Here n is equal to the number of diamagnetic complexes among $$K_2[NiCl_4]$$, $$[Zn(H_2O)_6]Cl_2$$, $$K_3[Mn(CN)_6]$$ and $$[Cu(PPh_3)_3I]$$

The four complexes given are:
  (i) $$K_2[NiCl_4]$$   (ii) $$[Zn(H_2O)_6]Cl_2$$   (iii) $$K_3[Mn(CN)_6]$$   (iv) $$[Cu(PPh_3)_3I]$$

Step 1 : Identify which of them are diamagnetic.

Case 1: $$[NiCl_4]^{2-}$$ (in $$K_2[NiCl_4]$$)
Ni oxidation state: $$x+4(-1) = -2 \Rightarrow x = +2$$, so $$Ni^{2+}$$ is $$3d^8$$. In a tetrahedral $$Cl^-$$ field (weak field) the ion is high spin with two unpaired electrons ⇒ paramagnetic.

Case 2: $$[Zn(H_2O)_6]^{2+}$$ (in $$[Zn(H_2O)_6]Cl_2$$)
$$Zn^{2+}$$ is $$3d^{10}$$, all electrons paired ⇒ diamagnetic.

Case 3: $$[Mn(CN)_6]^{3-}$$ (in $$K_3[Mn(CN)_6]$$)
$$x+6(-1)=-3 \Rightarrow x = +3$$, so $$Mn^{3+}$$ is $$3d^4$$. $$CN^-$$ is a strong‐field ligand giving a low-spin configuration $$t_{2g}^4e_g^0$$ with two unpaired electrons ⇒ paramagnetic.

Case 4: $$[Cu(PPh_3)_3I]$$ (neutral complex)
Oxidation state: $$Cu + (-1) = 0 \Rightarrow Cu = +1$$, so $$Cu^{+}$$ is $$3d^{10}$$ ⇒ diamagnetic.

Thus the diamagnetic complexes are Case 2 and Case 4. Number of diamagnetic complexes $$= 2$$, hence $$n = 2$$.

Step 2 : Among the elements Ni, Zn, Mn and Cu, compare enthalpies of atomisation.

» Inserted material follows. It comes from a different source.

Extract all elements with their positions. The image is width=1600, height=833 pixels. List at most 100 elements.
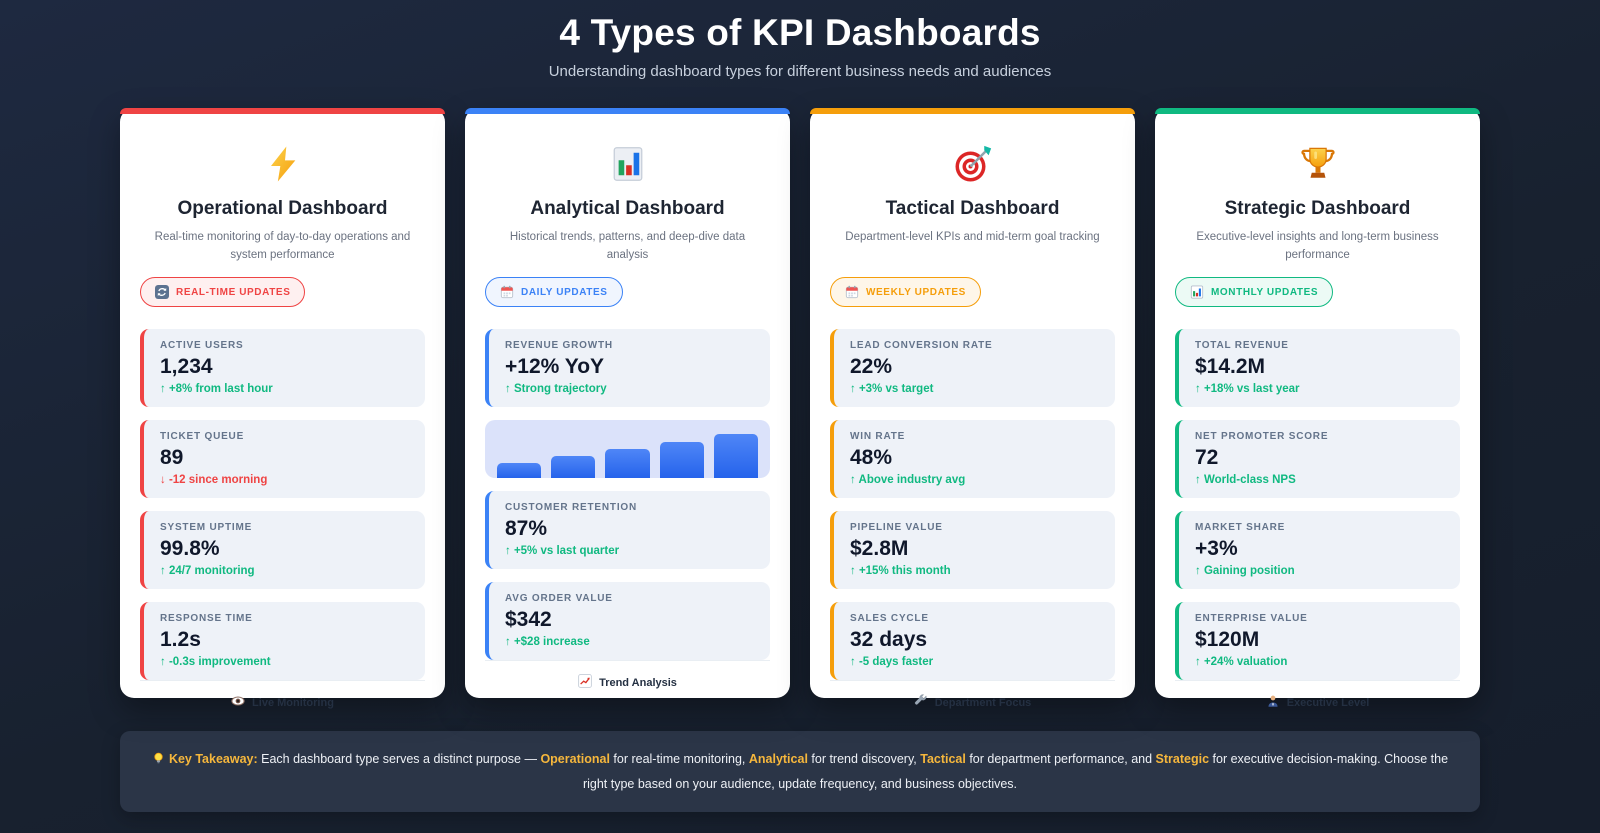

For 3d metals: $$\Delta H_{atom}$$ rises to a maximum near the middle of the series (Cr, Mn, Fe, Co) and then falls, being minimum for Zn.
Approximate values (kJ mol$$^{-1}$$): $$Zn \approx 120$$, $$Cu \approx 330$$, $$Mn \approx 280$$, $$Ni \approx 420$$. Therefore the element with the least enthalpy of atomisation is $$Zn$$.

So the required ion is $$Zn^{n+} = Zn^{2+}$$.

Step 3 : Calculate its spin-only magnetic moment. For an ion with $$n_u$$ unpaired electrons,
$$\mu_{spin} = \sqrt{n_u(n_u+2)}\; \text{BM}$$.

For $$Zn^{2+}$$, electronic configuration $$3d^{10}$$ ⇒ $$n_u = 0$$.
Hence $$\mu_{spin} = \sqrt{0(0+2)} = 0\; \text{BM}$$.

The spin-only magnetic moment, to the nearest integer, is 0.